As piruetas retóricas de Lula
21 de outubro de 2022 | 03h00
Há alguns dias, o chefão petista Lula da Silva sugeriu que criou o Foro de São Paulo para moderar a esquerda latino-americana. “Fiz questão de chamar todo mundo aqui para dizer para os caras: ‘Ô, cara, a gente pode chegar pelo voto, a gente pode se organizar e acreditar no povo que a gente pode chegar pelo voto’. E obviamente que todo mundo chegou.” Obviamente que não. É um toque de ironia macabra que mais esse gesto de exaltação de um clube de autoritários, que defendeu o “direito” da ditadura de Daniel Ortega na Nicarágua de prender opositores (inclusive padres), tenha sido feito por Lula num encontro com freiras e padres.
O Foro, uma verdadeira frente ampla autocrática, já nasceu retrógrado, na visita de Fidel Castro a Lula em São Bernardo do Campo, em 1990, quando o déspota cubano instou a esquerda a reagir à queda do Muro de Berlim. Sua primeira Declaração manifestava “um compromisso com a validade dos direitos humanos, da democracia e da soberania popular como valores estratégicos, que impõem um constante desafio às forças esquerdistas, socialistas e progressistas de renovar seus pensamentos e ações”. O fracasso em cada um desses compromissos foi retumbante e catastrófico para os povos de países como Venezuela, Cuba ou Nicarágua, mergulhados sempre mais fundo na miséria econômica, social, política e moral por ditaduras militares comandadas por clãs familiares.
O malogro em “moderar” a esquerda é só mais um pelos quais o Partido dos Trabalhadores (PT) não está disposto a se redimir. Ao contrário, a culpa é sempre dos outros, em especial das conspirações do “imperialismo neoliberal” norte-americano. Não fosse por isso, já disse Lula, Cuba seria a Holanda, ou seja, um regime democrático e capitalista com um irretocável histórico de tolerância civil e religiosa.

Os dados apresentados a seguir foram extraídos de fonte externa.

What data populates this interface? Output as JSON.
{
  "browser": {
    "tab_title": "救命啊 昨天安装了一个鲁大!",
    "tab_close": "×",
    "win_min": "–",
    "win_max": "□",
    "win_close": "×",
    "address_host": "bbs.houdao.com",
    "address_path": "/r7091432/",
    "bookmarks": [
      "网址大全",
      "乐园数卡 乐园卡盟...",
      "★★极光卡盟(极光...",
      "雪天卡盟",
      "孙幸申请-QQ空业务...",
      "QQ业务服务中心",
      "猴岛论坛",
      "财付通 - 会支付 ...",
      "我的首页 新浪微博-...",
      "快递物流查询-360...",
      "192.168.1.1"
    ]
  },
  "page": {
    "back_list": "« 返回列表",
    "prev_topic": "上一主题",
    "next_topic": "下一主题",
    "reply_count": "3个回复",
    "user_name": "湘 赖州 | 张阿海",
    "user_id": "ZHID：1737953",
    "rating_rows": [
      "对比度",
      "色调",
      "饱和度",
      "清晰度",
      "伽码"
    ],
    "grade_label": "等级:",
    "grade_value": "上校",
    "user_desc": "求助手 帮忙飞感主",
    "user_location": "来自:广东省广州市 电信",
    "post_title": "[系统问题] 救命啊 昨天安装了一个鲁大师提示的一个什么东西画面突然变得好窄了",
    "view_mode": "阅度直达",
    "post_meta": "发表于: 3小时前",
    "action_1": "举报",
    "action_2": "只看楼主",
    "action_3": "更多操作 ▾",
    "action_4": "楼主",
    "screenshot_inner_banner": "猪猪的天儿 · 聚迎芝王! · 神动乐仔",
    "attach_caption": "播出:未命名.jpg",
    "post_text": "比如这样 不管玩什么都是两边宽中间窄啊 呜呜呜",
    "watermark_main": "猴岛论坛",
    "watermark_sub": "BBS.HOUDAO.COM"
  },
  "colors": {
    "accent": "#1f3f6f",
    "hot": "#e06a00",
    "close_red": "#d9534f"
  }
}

Com cinismo inacreditável mesmo para seus padrões, Lula perguntou, há menos de um ano, “qual é a lógica” de cobrar um limite ao poder de Ortega e não fazer o mesmo quando se tratava da chanceler alemã Angela Merkel, como se as seguidas vitórias eleitorais de Merkel, em eleições limpas, pudessem se comparar ao regime de exceção nicaraguense. Também não faz muito tempo que Lula exprimiu admiração pelo “controle e poder de comando” do Partido Comunista da China – não por acaso, festejado pelo Foro de São Paulo em nota, no último dia 17, na qual cumprimentava o “camarada” Xi Jinping e seu “trabalho excepcional para melhorar as condições de vida de seu povo” – sem dedicar nenhuma palavra de condenação às conhecidas violações de direitos humanos na China.

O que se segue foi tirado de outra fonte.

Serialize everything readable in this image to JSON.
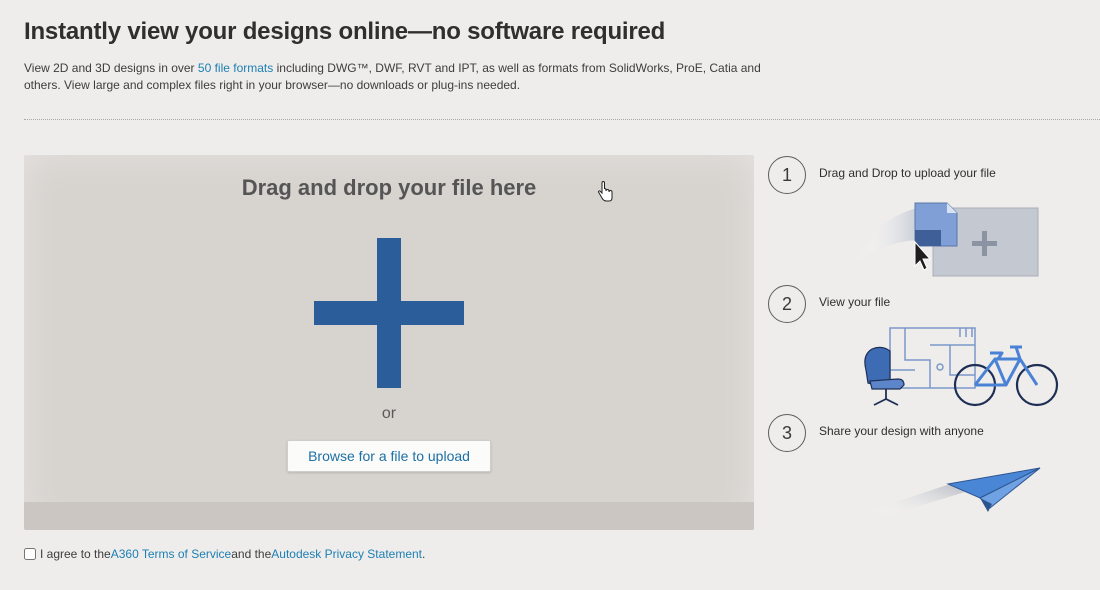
{
  "header": {
    "title": "Instantly view your designs online—no software required",
    "intro_prefix": "View 2D and 3D designs in over ",
    "intro_link": "50 file formats",
    "intro_suffix": " including DWG™, DWF, RVT and IPT, as well as formats from SolidWorks, ProE, Catia and others. View large and complex files right in your browser—no downloads or plug-ins needed."
  },
  "dropzone": {
    "title": "Drag and drop your file here",
    "or_label": "or",
    "browse_label": "Browse for a file to upload"
  },
  "terms": {
    "prefix": "I agree to the ",
    "tos_link": "A360 Terms of Service",
    "middle": " and the ",
    "privacy_link": "Autodesk Privacy Statement",
    "suffix": ".",
    "checked": false
  },
  "steps": [
    {
      "number": "1",
      "label": "Drag and Drop to upload your file"
    },
    {
      "number": "2",
      "label": "View your file"
    },
    {
      "number": "3",
      "label": "Share your design with anyone"
    }
  ],
  "colors": {
    "accent_blue": "#2b5d9b",
    "link_blue": "#1d7fb3"
  }
}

Se é flagrante que Lula não conseguiu “moderar” a esquerda latino-americana, é questionável se conseguiu moderar seu próprio partido. Pelo que disse aos religiosos, só em 1989 – após a Constituição à qual se opôs – ele se deu conta de que “era possível a gente ganhar pelo voto sem precisar dar um tiro, sem precisar fazer nada de guerra”. De fato, a luta do PT se deu com outras armas: uma oposição irresponsável, que sabotou todo tipo de política econômica na expectativa de que a ruína do País favorecesse os projetos de poder de Lula; e um governo ainda mais irresponsável, que subornou parlamentares, aparelhou a máquina pública e atropelou as regras fiscais para sustentar sua ambição hegemônica ao poder.
Assim como outros próceres autoritários do Foro de São Paulo, o PT, quando fala em democracia, que Lula agora se oferece para salvar, está se referindo a um tipo muito peculiar de democracia – que o digam aqueles que tiveram sua reputação destruída pelos petistas porque ousaram questionar o Partido dos Trabalhadores e seu Grande Líder.
Muitos eleitores depositarão um voto a Lula exclusivamente motivados pela rejeição a Jair Bolsonaro, com sólidas e bem fundadas razões, a começar pelos riscos reais que o bolsonarismo impõe à democracia. Mas que seja um voto sem ilusões. Um novo mandato de Lula (seu terceiro, e o quinto do PT) pode bem ser, na atual conjuntura, um mal menor que um segundo mandato consecutivo de Bolsonaro. Ainda assim é um mal – e bem grande.